Background: Ibrutinib is a first-in-class, once-daily inhibitor of BTK approved in the United States for treatment of CLL/SLL. RESONATE-2 is a phase 3 study comparing first-line ibrutinib versus chlorambucil in patients with CLL/SLL. Primary results (median follow-up, 18.4 months) demonstrated ibrutinib reduced risk of progressive disease (PD) or death by 84% (Burger, 2015).
Objectives: Educate on the benefits of continuous ibrutinib in the context of adverse event (AE) management and concomitant medications.
Methods: RESONATE-2 is an open-label, randomized study in first-line patients with CLL/SLL (N = 269) aged ≥65 years. Patients were randomized 1:1 to continuous once-daily 420-mg ibrutinib or ≤12 cycles of chlorambucil. In extended follow-up, progression-free survival (PFS) was investigator assessed. Safety data in extended follow-up focused on ibrutinib (n = 135).
Results: Median patient age was 73 years, 35% had lymph nodes ≥5 cm, 39% had anemia, and 65% had β2-microglobulin >3.5 mg/L. With a maximum follow-up of 55 months (median 48 months), ibrutinib resulted in significantly longer PFS (median not reached vs 15 months with chlorambucil), with 86% reduction in risk of PD or death versus chlorambucil. At 48 months, PFS rates were 74% and 16%, and overall survival rates were 86% and 76% for patients treated with ibrutinib and chlorambucil, respectively. With ibrutinib, overall response rate was 91%; investigator-assessed complete response with or without complete bone marrow recovery (CR/CRi) rates increased from 11% at primary analysis (3.7% CR rate by independent review) to 27% (16.2% CR rate sponsor confirmed) at median 48 months follow-up. CLL-related symptoms (weight loss, fatigue, fever, night sweats, abdominal pain, anorexia) improved more frequently with ibrutinib versus chlorambucil. Sixty-five percent of patients continue ibrutinib (median time on ibrutinib = 47 months; ≥3 years, 73%; ≥4 years, 41%). Reasons for ibrutinib discontinuation were AEs (19%), PD, or death (5% each), and patient or investigator decision (4%). AEs in ≥2 patients leading to ibrutinib discontinuation included atrial fibrillation (n = 4), palpitations (n = 2), and pneumonia (n = 2). Common AEs (≥25% of patients) occurring in follow-up included diarrhea (49%), fatigue (34%), cough (33%), peripheral edema (27%), anemia (25%), and nausea (25%). Major hemorrhage occurred in 10%, and atrial fibrillation occurred in 13% of ibrutinib-treated patients. Grade ≥3 AEs decreased from 58% in year 1 to 35% in year 4. AEs leading to ibrutinib dose reduction in >1 patient were anemia, thrombocytopenia, and arthralgia (n = 2 each). Ibrutinib was successfully re-escalated in 8 patients (range 75-1059 days) after dose reductions for AEs lasting 8-868 days. Discontinuations (7% in 0-1 year to 4% in 3-4 years) and dose reductions (8% to 3%) due to AEs decreased over time. Based on nurse experience with ibrutinib and RESONATE-2, education on AE management is important; nurses can educate patients, helping to optimize risk/benefit of ibrutinib. Nurse knowledge of potential concomitant medications (eg, azoles, CYP3A inhibitors, anticoagulants, amiodarone) that interact with ibrutinib is also critical.

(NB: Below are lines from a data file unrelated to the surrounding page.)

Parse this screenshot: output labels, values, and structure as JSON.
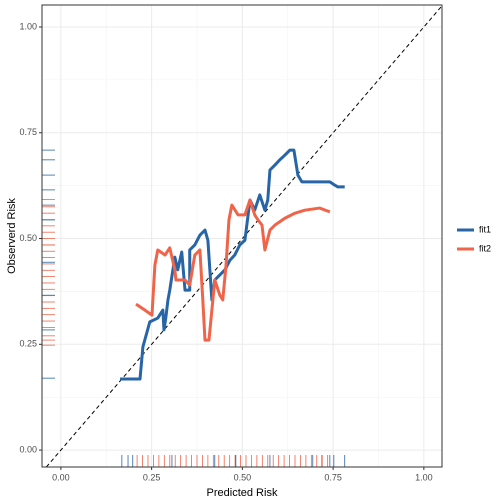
{
  "chart_data": {
    "type": "line",
    "x_label": "Predicted Risk",
    "y_label": "Observerd Risk",
    "xlim": [
      -0.052,
      1.05
    ],
    "ylim": [
      -0.04,
      1.052
    ],
    "xticks": [
      {
        "value": 0,
        "label": "0.00"
      },
      {
        "value": 0.25,
        "label": "0.25"
      },
      {
        "value": 0.5,
        "label": "0.50"
      },
      {
        "value": 0.75,
        "label": "0.75"
      },
      {
        "value": 1,
        "label": "1.00"
      }
    ],
    "yticks": [
      {
        "value": 0,
        "label": "0.00"
      },
      {
        "value": 0.25,
        "label": "0.25"
      },
      {
        "value": 0.5,
        "label": "0.50"
      },
      {
        "value": 0.75,
        "label": "0.75"
      },
      {
        "value": 1,
        "label": "1.00"
      }
    ],
    "grid": true,
    "series": [
      {
        "name": "fit1",
        "color": "#2765a6",
        "x": [
          0.163,
          0.218,
          0.226,
          0.245,
          0.267,
          0.281,
          0.284,
          0.289,
          0.295,
          0.3,
          0.314,
          0.322,
          0.328,
          0.333,
          0.342,
          0.355,
          0.355,
          0.369,
          0.383,
          0.397,
          0.405,
          0.416,
          0.424,
          0.438,
          0.452,
          0.466,
          0.479,
          0.493,
          0.507,
          0.521,
          0.534,
          0.548,
          0.562,
          0.57,
          0.576,
          0.59,
          0.603,
          0.617,
          0.631,
          0.642,
          0.653,
          0.664,
          0.713,
          0.741,
          0.755,
          0.763,
          0.782
        ],
        "values": [
          0.168,
          0.168,
          0.244,
          0.303,
          0.312,
          0.331,
          0.284,
          0.312,
          0.355,
          0.378,
          0.456,
          0.426,
          0.449,
          0.468,
          0.378,
          0.378,
          0.473,
          0.485,
          0.508,
          0.52,
          0.496,
          0.355,
          0.402,
          0.414,
          0.426,
          0.449,
          0.461,
          0.485,
          0.496,
          0.591,
          0.567,
          0.603,
          0.567,
          0.591,
          0.662,
          0.674,
          0.686,
          0.697,
          0.709,
          0.709,
          0.65,
          0.634,
          0.634,
          0.634,
          0.626,
          0.622,
          0.622
        ],
        "rug_x": [
          0.168,
          0.185,
          0.198,
          0.306,
          0.424,
          0.482,
          0.576,
          0.694,
          0.719,
          0.741,
          0.752,
          0.782
        ],
        "rug_y": [
          0.709,
          0.686,
          0.65,
          0.615,
          0.579,
          0.544,
          0.485,
          0.444,
          0.366,
          0.284,
          0.17
        ]
      },
      {
        "name": "fit2",
        "color": "#f0644a",
        "x": [
          0.207,
          0.231,
          0.251,
          0.259,
          0.267,
          0.287,
          0.3,
          0.314,
          0.317,
          0.342,
          0.355,
          0.369,
          0.383,
          0.391,
          0.397,
          0.408,
          0.416,
          0.424,
          0.438,
          0.446,
          0.455,
          0.463,
          0.471,
          0.488,
          0.507,
          0.521,
          0.534,
          0.543,
          0.554,
          0.562,
          0.576,
          0.59,
          0.617,
          0.645,
          0.672,
          0.713,
          0.741
        ],
        "values": [
          0.345,
          0.331,
          0.319,
          0.437,
          0.473,
          0.461,
          0.478,
          0.426,
          0.402,
          0.402,
          0.39,
          0.461,
          0.473,
          0.355,
          0.26,
          0.26,
          0.331,
          0.402,
          0.366,
          0.355,
          0.437,
          0.544,
          0.579,
          0.556,
          0.556,
          0.591,
          0.556,
          0.544,
          0.532,
          0.473,
          0.52,
          0.532,
          0.548,
          0.56,
          0.567,
          0.572,
          0.563
        ],
        "rug_x": [
          0.21,
          0.225,
          0.24,
          0.255,
          0.27,
          0.285,
          0.3,
          0.315,
          0.33,
          0.345,
          0.36,
          0.375,
          0.39,
          0.405,
          0.42,
          0.435,
          0.45,
          0.465,
          0.48,
          0.495,
          0.51,
          0.525,
          0.54,
          0.555,
          0.57,
          0.585,
          0.6,
          0.615,
          0.63,
          0.645,
          0.66,
          0.675,
          0.69,
          0.705,
          0.72,
          0.735
        ],
        "rug_y": [
          0.592,
          0.575,
          0.56,
          0.545,
          0.53,
          0.515,
          0.5,
          0.485,
          0.47,
          0.455,
          0.44,
          0.425,
          0.41,
          0.395,
          0.38,
          0.365,
          0.35,
          0.335,
          0.32,
          0.305,
          0.29,
          0.27,
          0.26,
          0.248
        ]
      }
    ]
  }
}
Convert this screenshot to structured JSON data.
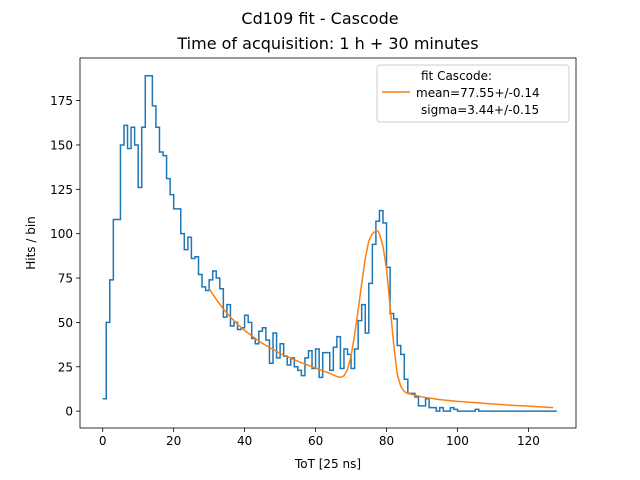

Conclusions: With 4-year median follow-up, single-agent ibrutinib demonstrates continued efficacy with 86% reduction in risk of PD or death versus chlorambucil. The CR/CRi rate increased with ongoing ibrutinib. Discontinuation or dose reductions due to AEs decreased over time, with 65% of patients continuing first-line ibrutinib. Discussing AE management and drug-drug interactions with patients is important; nurses can help educate on the risk/benefit of continuous ibrutinib.
Funding source: Pharmacyclics LLC, an AbbVie company.